19 Jan Das Leumundszeugnis
Kaum ist die Glaswand in seinem Rücken, hört Ginsto ein dumpfes Klack. Er hat eine unsichtbare Schwelle übertreten: den früher durchlässigen Bereich zwischen einem Draußen und einem Drinnen, der durch eine Bodenerhebung markiert war. Jetzt befindet er sich in einem Angst einflößenden, hermetisch abgeschlossenen Drinnen, einer Art Schleuse mit hoher Decke, in deren Ecken 4 Monitore installiert sind, um Besucher wie ihn, die ein Anliegen vorbringen wollen, aus jedem Winkel beobachten zu können. Vor ihm ein Schalter wie im Sicherheitsbereich von Geldinstituten – durch eine Glaswand von der dahinterliegenden Wachstube getrennt, auf deren Stirnwand – wie in allen Wachstuben des Landes – das alle 6 Jahre ausgetauschte Portrait eines im Dienst ergrauten und milde lächelnden Staatsoberhauptes zu sehen ist.

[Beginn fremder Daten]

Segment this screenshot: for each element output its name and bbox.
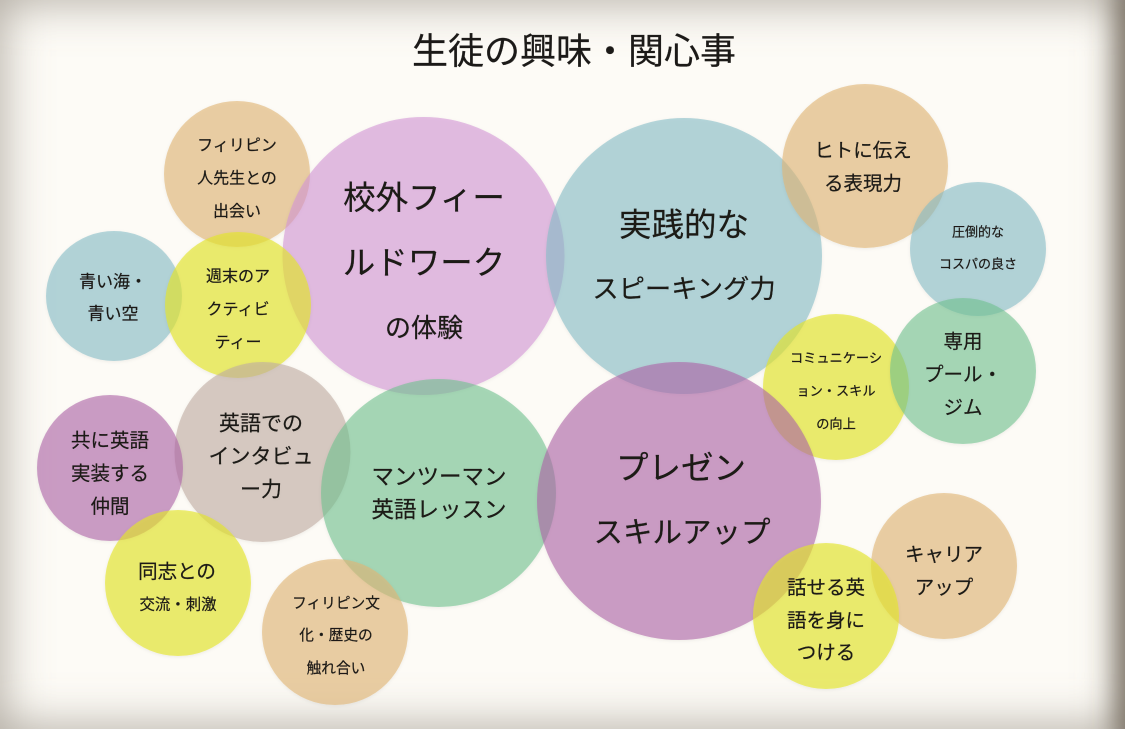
bubble: 共に英語実装する仲間: 共に英語: [71, 430, 149, 452]
bubble: 校外フィールドワークの体験: ルドワーク: [343, 245, 505, 281]
bubble: 圧倒的なコスパの良さ: コスパの良さ: [939, 256, 1017, 272]
bubble: プレゼンスキルアップ: スキルアップ: [593, 516, 771, 550]
bubble: 実践的なスピーキング力: 実践的な: [619, 207, 749, 243]
bubble: フィリピン人先生との出会い: 人先生との: [197, 170, 277, 188]
bubble: 週末のアクティビティー: [165, 232, 311, 378]
bubble: 英語でのインタビュー力: 英語での: [219, 412, 303, 436]
bubble: 青い海・青い空: [46, 231, 182, 361]
bubble: フィリピン人先生との出会い: フィリピン: [197, 138, 277, 154]
bubble: フィリピン文化・歴史の触れ合い: [262, 559, 408, 705]
bubble: キャリアアップ: キャリア: [905, 544, 983, 566]
bubble: 専用プール・ジム: ジム: [943, 397, 983, 419]
bubble: コミュニケーション・スキルの向上: コミュニケーシ: [790, 350, 882, 366]
bubble: 圧倒的なコスパの良さ: 圧倒的な: [952, 224, 1004, 240]
bubble: 共に英語実装する仲間: 実装する: [71, 463, 149, 485]
bubble: 青い海・青い空: 青い海・: [79, 272, 147, 292]
title: 生徒の興味・関心事: [412, 30, 736, 72]
bubble: 週末のアクティビティー: クティビ: [206, 300, 270, 318]
bubble: 青い海・青い空: 青い空: [88, 304, 138, 324]
bubble: 専用プール・ジム: プール・: [924, 364, 1002, 386]
bubble: 英語でのインタビュー力: インタビュ: [208, 446, 314, 468]
bubble: 同志との交流・刺激: [105, 510, 251, 656]
bubble: 専用プール・ジム: 専用: [943, 331, 983, 353]
bubble: 実践的なスピーキング力: スピーキング力: [592, 274, 776, 304]
bubble: コミュニケーション・スキルの向上: の向上: [816, 416, 856, 432]
bubble: ヒトに伝える表現力: る表現力: [824, 173, 902, 195]
bubble: 共に英語実装する仲間: 仲間: [90, 496, 130, 518]
bubble: 週末のアクティビティー: ティー: [214, 334, 262, 352]
bubble: マンツーマン英語レッスン: 英語レッスン: [371, 498, 507, 522]
bubble: フィリピン文化・歴史の触れ合い: 化・歴史の: [299, 627, 373, 644]
bubble: コミュニケーション・スキルの向上: ョン・スキル: [796, 384, 876, 398]
bubble: キャリアアップ: アップ: [915, 577, 974, 599]
bubble: 専用プール・ジム: [890, 298, 1036, 444]
bubble: フィリピン人先生との出会い: 出会い: [213, 202, 261, 220]
bubble: ヒトに伝える表現力: [782, 84, 948, 248]
bubble: フィリピン人先生との出会い: [164, 101, 310, 247]
bubble: 話せる英語を身につける: [753, 543, 899, 689]
bubble: プレゼンスキルアップ: プレゼン: [616, 450, 746, 486]
bubble: 実践的なスピーキング力: [546, 118, 822, 394]
bubble: キャリアアップ: [871, 493, 1017, 639]
bubble: 話せる英語を身につける: 話せる英: [787, 577, 865, 599]
bubble: ヒトに伝える表現力: ヒトに伝え: [814, 140, 912, 162]
bubble: プレゼンスキルアップ: [537, 362, 821, 640]
bubble: 校外フィールドワークの体験: の体験: [385, 313, 463, 343]
bubble: 話せる英語を身につける: 語を身に: [787, 610, 865, 632]
bubble: 校外フィールドワークの体験: [282, 117, 564, 395]
bubble: フィリピン文化・歴史の触れ合い: フィリピン文: [292, 595, 380, 612]
bubble: 圧倒的なコスパの良さ: [910, 182, 1046, 316]
bubble: フィリピン文化・歴史の触れ合い: 触れ合い: [307, 660, 365, 677]
bubble: 週末のアクティビティー: 週末のア: [206, 268, 270, 286]
bubble: 同志との交流・刺激: 交流・刺激: [140, 596, 216, 614]
bubble: コミュニケーション・スキルの向上: [763, 314, 909, 460]
bubble: 校外フィールドワークの体験: 校外フィー: [343, 180, 505, 216]
bubble: 英語でのインタビュー力: [174, 362, 350, 542]
bubble: マンツーマン英語レッスン: [321, 379, 556, 607]
bubble: 話せる英語を身につける: つける: [797, 642, 855, 664]
bubble: 共に英語実装する仲間: [37, 395, 183, 541]
bubble: 同志との交流・刺激: 同志との: [138, 561, 216, 583]
bubble: 英語でのインタビュー力: ー力: [240, 478, 282, 502]
bubble: マンツーマン英語レッスン: マンツーマン: [371, 464, 507, 490]
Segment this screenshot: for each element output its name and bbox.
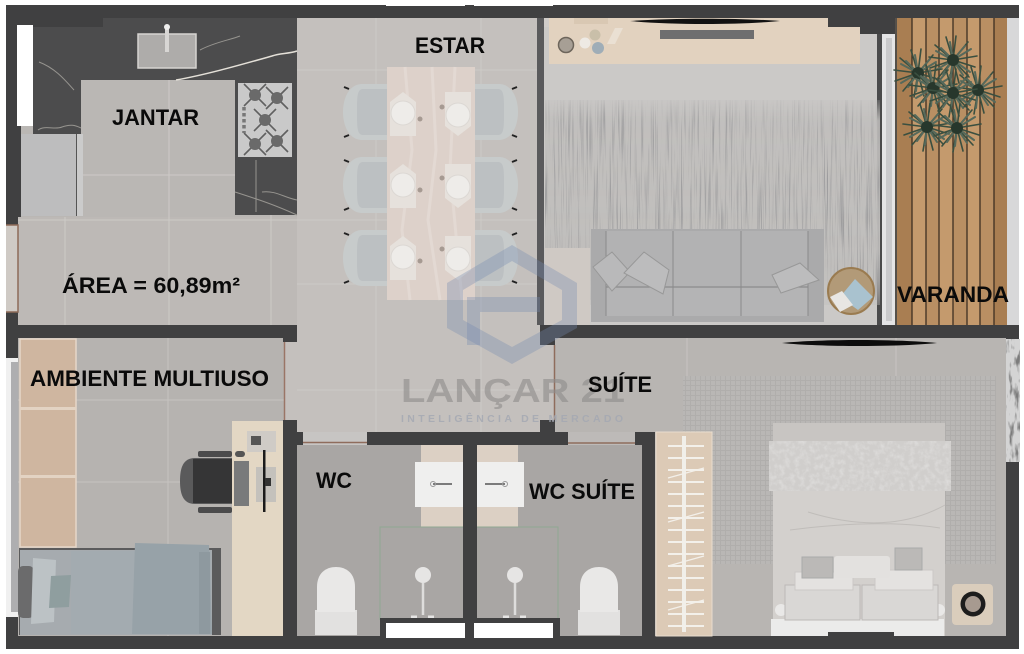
watermark text: INTELIGÊNCIA DE MERCADO — [401, 412, 623, 425]
watermark text — [401, 372, 625, 425]
panel: varanda deck — [895, 18, 1019, 325]
nightstand with lamp — [952, 584, 993, 625]
panel: ambiente multiuso — [6, 325, 297, 636]
window: kitchen — [17, 25, 33, 126]
single bed — [18, 543, 221, 635]
tv console — [549, 18, 860, 64]
double bed — [769, 423, 951, 636]
watermark logo — [447, 245, 577, 364]
panel: jantar and estar floor — [6, 18, 555, 432]
icon: cooktop — [238, 83, 292, 157]
panel: wc suíte — [477, 445, 642, 636]
label: estar: ESTAR — [415, 33, 485, 58]
basket with cushions — [828, 268, 874, 314]
icon: plants — [894, 36, 1002, 152]
desk — [232, 421, 283, 636]
watermark text: LANÇAR 21 — [401, 372, 625, 409]
sink — [138, 24, 196, 68]
label: jantar: JANTAR — [112, 105, 199, 130]
panel: suíte — [540, 325, 1006, 636]
refrigerator — [21, 134, 83, 216]
office chair — [180, 451, 232, 513]
sliding door: living to varanda — [882, 34, 895, 325]
label: varanda: VARANDA — [897, 282, 1009, 307]
label: wc suite: WC SUÍTE — [529, 479, 635, 504]
dining table — [387, 67, 475, 300]
sofa — [591, 229, 824, 322]
kitchen counter — [33, 18, 297, 215]
panel: wc — [297, 432, 463, 636]
wardrobe — [20, 339, 76, 547]
label: area: ÁREA = 60,89m² — [62, 273, 240, 298]
label: wc: WC — [316, 468, 352, 493]
shoe rack — [656, 432, 712, 636]
room labels — [30, 33, 1009, 504]
label: ambiente multiuso: AMBIENTE MULTIUSO — [30, 366, 269, 391]
bathroom walls and windows — [367, 432, 568, 649]
window: suíte — [1006, 339, 1020, 462]
bedroom rug — [683, 376, 996, 564]
dining chairs — [343, 84, 518, 286]
label: suite: SUÍTE — [588, 372, 652, 397]
panel: living room — [537, 18, 882, 325]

Das Glas ist dick. Panzerglas vermutlich. Ganz gleich, ob Einbrecher es mit einem Hammer, einer Axt oder durch Beschuss mit großkalibriger Munition versuchen, es bleibt beim Versuch. Das Einzige, was durch das Sicherheitsglas gelangt, ist reines Tageslicht. So oder anders könnte eine Herstellerfirma dieses Glas bewerben. Wer aber, und warum sollte sich hier ein Einbrecher Zutritt verschaffen wollen? Geht es um Transparenz, die auch architektonisch sichtbar werden soll? Um: Habt Vertrauen, die ihr hier eintretet? Wer soll hier vor wem geschützt werden?
Kurz bleibt er stehen. Reflexartig schaut er nach einer Fluchtmöglichkeit um. Geht die als Glaswand getarnte Tür auch wieder auf? Die Wände sind weiß, glatt und leer. Kein schwarzes Brett. Bis auf das gerahmte Foto des Präsidenten lässt nichts, aber auch gar nichts auf eine Wachstube schließen. Obwohl Tageslicht von außen eindringen kann, ist der Raum beleuchtet. Es ist ein kaltes Licht. Ginsto geht auf den Schalter zu. Heißt das noch so? Die Verwendung des Begriffs Schalter – weiß er aus einem alten Wörterbuch – rührt daher, dass der Erbringer der Dienstleistung in einem abgeschlossenen, nur über den Tresen erreichbaren Raum saß, um die von ihm verwahrten Wertpapiere, Wertgegenstände oder Geld vor dem direkten Zugriff von außen zu schützen. Das hier ist aber keine Bank. Die Aussparung im Glas dient keinem Zahlungsverkehr. Hinter der Trennwand ein Tisch mit einem Desktop, ein Regal mit Ordnern. Niemand da. Keine Erbringer von Dienstleistungen welcher Art auch immer. Wie aber sich mit ihnen verständlich machen, wenn es sie denn gäbe? Kein Siebloch in Mundhöhe, wie er es in einer Gefängniszelle gesehen hat. Ein Schlitz, durch den Scheine oder Dokumente hindurchgeschoben werden können. Mehr nicht. Keine Gegensprechanlage. Nichts. Er wartet, schaut sich um: Was für eine unheimliche Veränderung mit der Welt im letzten Dezennium nach 9/11 und dann nach Corona vor sich gegangen ist. Wie war das früher? Man ging in eine Wachstube und brachte sein Anliegen vor. War es nicht so? Barrieren, die Dienstleister und Bittsteller trennen, hat es immer schon gegeben. Betritt man aber heute eine Bank oder eine Polizeidienststelle, wähnt man sich in einem Hochsicherheitstrakt. Das alles geht Ginsto durch den Kopf, während er wartet und wartet und er sich fragt, ob die Wachstube vielleicht verwaist ist, weil alle wegen einer Katastrophe, von der er nichts weiß, im Einsatz sind.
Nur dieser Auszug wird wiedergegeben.